[RLlib] Difference between ParallelRollout(workers) vs workers.sample()

I’m trying to create my own RL algorithm that requires modification in the execution_plan function.

But to my understanding workers.sample() and ParallelRollout basically does the same thing.

So, I don’t quite understand the difference between the two approach of collecting trajectories using remote workers. Could they be used interchangeably? Can I use either one of them in execution_plan? Some clarification in the document would be nice addition since they are right next to each other in the doc.

Edit: Another question. Is workers.sample() compatible with replay buffer? Do I have to implement my own buffer if I were to use it this way?

1 Like

Hey @51616 , great question!
Think about the execution plan as building a static-graph, just like you would do in tensorflow (1.x) when building a model. The logic you define here does not get executed right away, but you are telling the agent, what the plan should (repeatedly) execute during running the agent.

In other words, if you used workers.sample() inside your execution plan, this line of code would only be executed exactly once (when the execution plan is created at the beginning of your RLlib run).
On the other hand, using ParallelRollouts creates a callable object, calling which (repeatedly) does the rollout then.
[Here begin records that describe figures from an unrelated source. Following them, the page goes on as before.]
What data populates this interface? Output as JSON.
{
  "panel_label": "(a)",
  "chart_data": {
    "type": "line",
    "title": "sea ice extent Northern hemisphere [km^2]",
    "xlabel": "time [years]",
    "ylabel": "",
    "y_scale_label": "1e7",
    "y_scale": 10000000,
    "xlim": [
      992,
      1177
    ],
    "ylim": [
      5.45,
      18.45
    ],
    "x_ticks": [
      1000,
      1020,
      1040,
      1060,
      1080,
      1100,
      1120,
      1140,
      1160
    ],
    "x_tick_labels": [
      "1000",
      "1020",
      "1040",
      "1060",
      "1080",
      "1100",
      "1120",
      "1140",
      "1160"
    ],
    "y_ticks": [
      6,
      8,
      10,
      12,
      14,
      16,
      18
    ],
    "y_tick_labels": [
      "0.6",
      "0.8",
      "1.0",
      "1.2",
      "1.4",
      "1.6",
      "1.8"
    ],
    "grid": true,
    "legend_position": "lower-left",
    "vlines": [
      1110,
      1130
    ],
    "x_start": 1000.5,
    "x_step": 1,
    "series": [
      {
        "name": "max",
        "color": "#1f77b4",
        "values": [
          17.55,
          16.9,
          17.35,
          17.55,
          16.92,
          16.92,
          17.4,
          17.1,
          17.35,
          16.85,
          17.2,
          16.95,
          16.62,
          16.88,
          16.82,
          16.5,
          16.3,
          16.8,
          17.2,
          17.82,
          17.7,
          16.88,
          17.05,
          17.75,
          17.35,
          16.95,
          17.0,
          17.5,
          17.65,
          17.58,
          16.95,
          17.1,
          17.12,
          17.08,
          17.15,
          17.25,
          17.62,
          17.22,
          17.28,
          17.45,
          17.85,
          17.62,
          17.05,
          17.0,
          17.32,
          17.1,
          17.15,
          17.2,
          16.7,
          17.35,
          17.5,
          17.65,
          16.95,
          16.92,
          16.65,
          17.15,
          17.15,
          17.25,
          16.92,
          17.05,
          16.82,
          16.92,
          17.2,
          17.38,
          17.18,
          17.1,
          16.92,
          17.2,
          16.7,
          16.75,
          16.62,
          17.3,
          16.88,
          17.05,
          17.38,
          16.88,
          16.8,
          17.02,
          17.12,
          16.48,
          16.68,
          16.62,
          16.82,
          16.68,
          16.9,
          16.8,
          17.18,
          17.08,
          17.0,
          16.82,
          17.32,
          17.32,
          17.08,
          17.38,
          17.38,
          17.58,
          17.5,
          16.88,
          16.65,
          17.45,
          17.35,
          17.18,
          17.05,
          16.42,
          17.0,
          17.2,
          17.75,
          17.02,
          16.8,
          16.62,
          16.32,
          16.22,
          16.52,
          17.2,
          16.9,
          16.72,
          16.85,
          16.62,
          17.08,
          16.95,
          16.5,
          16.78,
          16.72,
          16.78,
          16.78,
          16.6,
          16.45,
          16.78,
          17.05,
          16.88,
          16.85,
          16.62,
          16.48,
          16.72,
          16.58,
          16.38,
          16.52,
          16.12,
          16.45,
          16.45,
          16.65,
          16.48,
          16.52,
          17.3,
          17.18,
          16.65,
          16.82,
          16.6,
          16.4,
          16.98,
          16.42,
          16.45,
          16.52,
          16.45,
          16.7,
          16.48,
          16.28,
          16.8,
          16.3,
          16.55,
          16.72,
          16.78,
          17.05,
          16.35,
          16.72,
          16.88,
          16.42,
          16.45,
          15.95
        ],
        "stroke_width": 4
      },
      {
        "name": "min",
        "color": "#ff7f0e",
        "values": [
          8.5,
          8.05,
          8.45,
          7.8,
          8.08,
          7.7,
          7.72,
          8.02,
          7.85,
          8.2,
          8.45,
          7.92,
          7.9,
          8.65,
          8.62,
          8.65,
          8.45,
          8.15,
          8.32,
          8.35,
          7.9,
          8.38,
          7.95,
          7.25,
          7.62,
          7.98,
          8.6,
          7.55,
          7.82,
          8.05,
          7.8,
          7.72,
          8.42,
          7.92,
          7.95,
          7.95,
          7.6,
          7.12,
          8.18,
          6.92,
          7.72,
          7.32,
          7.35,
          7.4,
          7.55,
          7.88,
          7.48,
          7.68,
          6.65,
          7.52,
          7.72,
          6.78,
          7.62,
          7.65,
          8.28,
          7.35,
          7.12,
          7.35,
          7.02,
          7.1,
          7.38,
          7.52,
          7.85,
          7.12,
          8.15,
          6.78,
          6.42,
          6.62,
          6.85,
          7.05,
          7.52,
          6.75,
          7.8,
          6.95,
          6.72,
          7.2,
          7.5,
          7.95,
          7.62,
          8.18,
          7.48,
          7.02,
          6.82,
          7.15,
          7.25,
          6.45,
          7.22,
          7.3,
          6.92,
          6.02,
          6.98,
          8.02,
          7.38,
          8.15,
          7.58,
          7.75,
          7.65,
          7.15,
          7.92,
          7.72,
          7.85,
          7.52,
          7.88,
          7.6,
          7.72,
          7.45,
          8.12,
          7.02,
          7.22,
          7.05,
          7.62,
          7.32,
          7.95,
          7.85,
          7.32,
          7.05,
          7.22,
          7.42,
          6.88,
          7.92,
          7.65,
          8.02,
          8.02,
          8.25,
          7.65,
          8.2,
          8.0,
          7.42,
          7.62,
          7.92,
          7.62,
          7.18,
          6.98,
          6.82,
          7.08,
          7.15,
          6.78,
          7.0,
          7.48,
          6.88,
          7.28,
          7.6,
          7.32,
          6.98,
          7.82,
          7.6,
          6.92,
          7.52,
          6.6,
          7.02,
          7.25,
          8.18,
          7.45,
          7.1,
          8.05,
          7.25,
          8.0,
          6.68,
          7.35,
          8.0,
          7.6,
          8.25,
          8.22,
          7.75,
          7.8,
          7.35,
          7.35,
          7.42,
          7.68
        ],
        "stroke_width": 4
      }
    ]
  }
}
If you want to go into more details, you can do ray.init(local_mode=True), set a debug breakpoint into the ParallelRollouts __call__ method and see that we execute this call each time we do a training iteration. When placing a breakpoint into your execution plan function and using workers.sample() instead, you would notice that this line would only ever be executed once (at the beginning when we create the plan).

1 Like

@sven1977 What if I create a function that returns a generator that does workers.sample() + learn_on_batch() every time the generator is iterated over? Will there be a performance hit if I do thing this way as suppose to using ParalllelRollouts + foreach.(TrainOneStep)?
I’m trying to create my own data flow that could be unusual compared to what ray provides and the first route seems more intuitive to me.

I think that’s exactly what you are looking for. Basically, this is what ParallelRollouts in combination with TrainOneStep already do in lots of our built-in algos. You can take a look at the rllib/execution dir to find all these callable classes and get some ideas from those. But yes, you can of course also pack this into a single op. You just have to be careful that you don’t introduce something sequential and break the parallelization.

1 Like